Looking for a likely expression a maid in 1930s England would use to say she's cleaning or keeping house for someone. Is 'I'm used to doing for an older gentleman' or 'He's clearly used to doing for himself' the right expression?
The expression was so ingrained in British colloquial speech in the 1930s and 40s that "Can I do you now sir?" was a catch phrase for the char lady character Mrs Mopp in the BBC radio comedy ITMA which ran from 1939 to 1949. However no one uses it now. If it was used now it would probably be interpreted sexually.
I have heard this expression. My great-grandmother used to ‘do-for’ Emily Pankhurst so I hope this knowledge is ‘in my genes’!
It sounds odd saying ‘I’m used to ‘doing for’ an older gentleman’ I mean, the ‘used to’ sounds odd. You want to say ‘I’m doing it regularly’? In which case I’d just say ‘I’m ‘doing for’ an elderly gentleman.’ Which already carries the sense of ‘regularly’ because ‘doing’ is continuous.
The ‘doing for’ sounds fine but I think you should put it in quotes as commenters have suggested.
I remember people saying ‘doing for’ in quotes ie with a tiny pause before, denoting that.
I have heard Mrs.
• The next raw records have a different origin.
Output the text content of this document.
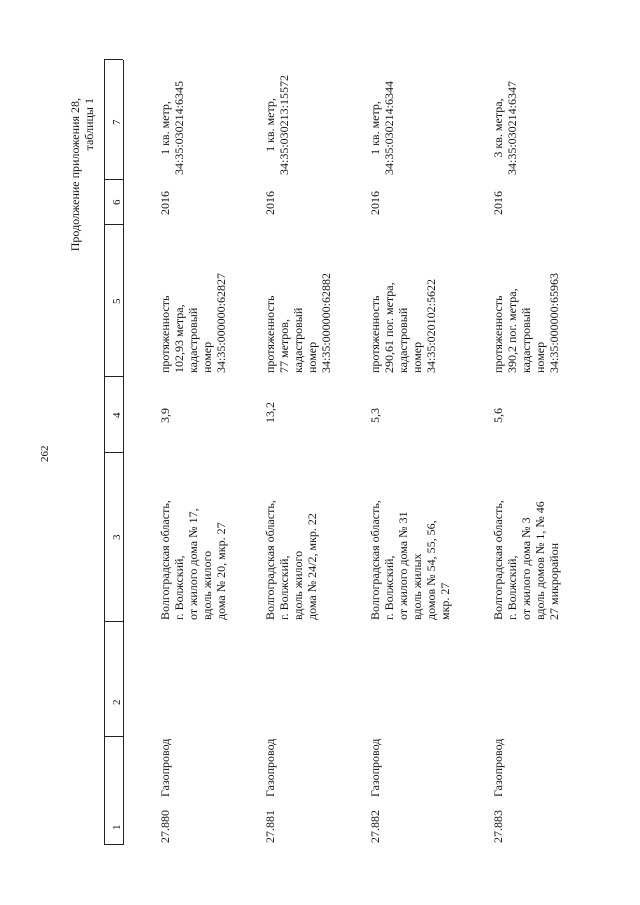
262
Продолжение приложения 28, таблицы 1
1
2
3
4
5
6
7
27.880
Газопровод
Волгоградская область, г. Волжский, от жилого дома № 17, вдоль жилого дома № 20, мкр. 27
3,9
протяженность 102,93 метра, кадастровый номер 34:35:000000:62827
2016
1 кв. метр, 34:35:030214:6345
27.881
Газопровод
Волгоградская область, г. Волжский, вдоль жилого дома № 24/2, мкр. 22
13,2
протяженность 77 метров, кадастровый номер 34:35:000000:62882
2016
1 кв. метр, 34:35:030213:15572
27.882
Газопровод
Волгоградская область, г. Волжский, от жилого дома № 31 вдоль жилых домов № 54, 55, 56, мкр. 27
5,3
протяженность 290,61 пог. метра, кадастровый номер 34:35:020102:5622
2016
1 кв. метр, 34:35:030214:6344
27.883
Газопровод
Волгоградская область, г. Волжский, от жилого дома № 3 вдоль домов № 1, № 46 27 микрорайон
5,6
протяженность 390,2 пог. метра, кадастровый номер 34:35:000000:65963
2016
3 кв. метра, 34:35:030214:6347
Bridges (the housekeeper) say it to the chamber maid, in ‘Upstairs-Downstairs’ a popular long-running serial about ‘life below-stairs’ ie in the servant quarters of a grand home. This could be rich source material for you, if you don’t already know it!
Upstairs Downstairs https://m.youtube.com/watch?v=tXuW9u-CAgs
‘He’s clearly used to ‘doing for’ himself’ seems fine, again, I would put the ‘doing for’ in quotes.